A correspondent writes:

I’m a paramedic living and working in just one state at the moment. For family reasons I’ll soon have to live/work between two different states and I’m hoping to work part time/casual for two state government ambulance services.

One problem raised is that it is a condition of each service that a full unrestricted licence is held in that state. A quick web search shows that a citizen can have a licence in only one Australian state/territory.

Can you see any way around this impasse? I know of a few paramedics who have worked this way in the past. Is there any special consideration for this type of situation?

It’s true, you can only have one driver’s licence but each state and territory is to give full faith and credit to the licence issued by the other jurisdictions. I don’t know where my correspondent is based so for the sake of the argument I’ll assume he or she is based in NSW and planning to work in both NSW and the ACT, but the answer won’t be different regardless of the two jurisdictions involved.

In NSW the issue of drivers’ licences is regulated by the Road Transport Act 2013 (NSW). Section 28 of that Act provides that a licence is not to be issued unless the person is resident in New South Wales and, if they hold a licence issued in another jurisdiction, that licence has been ‘surrendered’ (see also Road Transport (Driver Licensing) Regulation 2008 (NSW) reg 45). Equally the authority must not renew a licence if the licence holder is no longer resident in NSW. Rules, in the same terms, apply in the ACT (Road Transport (Driver Licensing) Act 1999 (ACT) s 10).
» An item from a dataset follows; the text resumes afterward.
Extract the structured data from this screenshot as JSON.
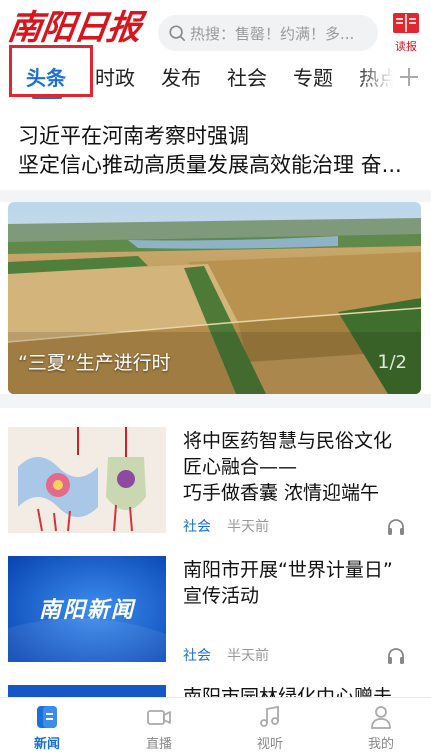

Even so as Australians we are allowed to travel in other jurisdictions so there is no need to obtain a local licence whilst resident in another state or territory (see for example Road Transport Act 2013 (NSW) s 29; Road Transport (Driver Licensing) Regulation 2008 (NSW) r 99 and Road Transport (Driver Licensing) Act 1999 (ACT) ss 11 and 31). If you do move interstate, you must get a new, local licence within three months (Road Transport (Driver Licensing) Regulation 2008 (NSW) r 99; Road Transport (Driver Licensing) Regulation 2000 (ACT) r 92).

So the critical issue is where is the primary place of residence – if it is NSW you have to have a NSW licence, but you can drive in the ACT and the ACT will give full recognition of the class and restrictions on the license, so if you’re are licensed to ride a motorcycle, or drive a heavy rigid vehicle in NSW, you can drive the same vehicles in the ACT.

So where does that leave my correspondent? He or she has to determine where is the primary place of residence. He or she then has to hold a licence issued from that state or territory.

If it really is the case that ‘is a condition of each service that a full unrestricted licence is held in that state’ that condition cannot be met. If on the other hand what is required is a full unrestricted right to drive then that can be met. I would suggest, however, that an obligation to hold the licence of a particular state is unconstitutional. The Australian Constitution says:

117. A subject of the Queen, resident in any State, shall not be subject in any other State to any disability or discrimination which would not be equally applicable to him if he were a subject of the Queen resident in such other State.
118. Full faith and credit shall be given, throughout the Commonwealth to the laws, the public Acts and records, and the judicial proceedings of every State.

I would argue that requiring you to have a local licence is to impose a ‘disability or discrimination’ that you are not subject to in your own state and more importantly fails to give good faith and credit to the local laws of the other state. Further, requiring you to hold a licence in one particular state is a restraint of trade to the extent that it stops my correspondent practising his or her trade, across state boundaries. There is a common law doctrine of ‘restraint of trade’:

Briefly, the doctrine renders provisions which impose restrictions on a person’s freedom to engage in trade or employment illegal and therefore unenforceable at common law unless they are demonstrated to be reasonable. The provision must be reasonable both in the interests of the parties and in the interests of the public. (See The Australian Competition and Consumer Commission, ‘Restraint of Trade‘ <http://www.australiancompetitionlaw.org/law/rot.html>).

Requiring a person to hold the local licence would require the person to reside in that particular state (and why should someone who say, lives in Queanbeyan not be able to work as a paramedic in the ACT; or who lives in Albury not be able to work in Victoria etc) and would be an unlawful and unreasonable restraint of trade and unconstitutional.

I would suggest the reason that the condition is stated in those terms is that they simply did not really think the issue through. When writing the duty statement they would have considered that everyone who they employed was also a resident in that state and it would be necessary for any person who is resident in a state to obtain a licence from that state. This factual situation I’m sure has just raised an issue that was not fully considered. My suggestion would be that when addressing that selection criteria, you would argue that you had a full, unrestricted right to drive in the relevant state as you are exempt (by virtue of holding the relevant interstate licence) from the obligation to hold the licence in the second state. If they understand you are intending to permanently reside in the ‘other’ state and only work on a part time/casual basis that should not be an issue. If it is an issue it would be possible to make submissions, and ultimately seek an order from a court that the requirement is unlawful.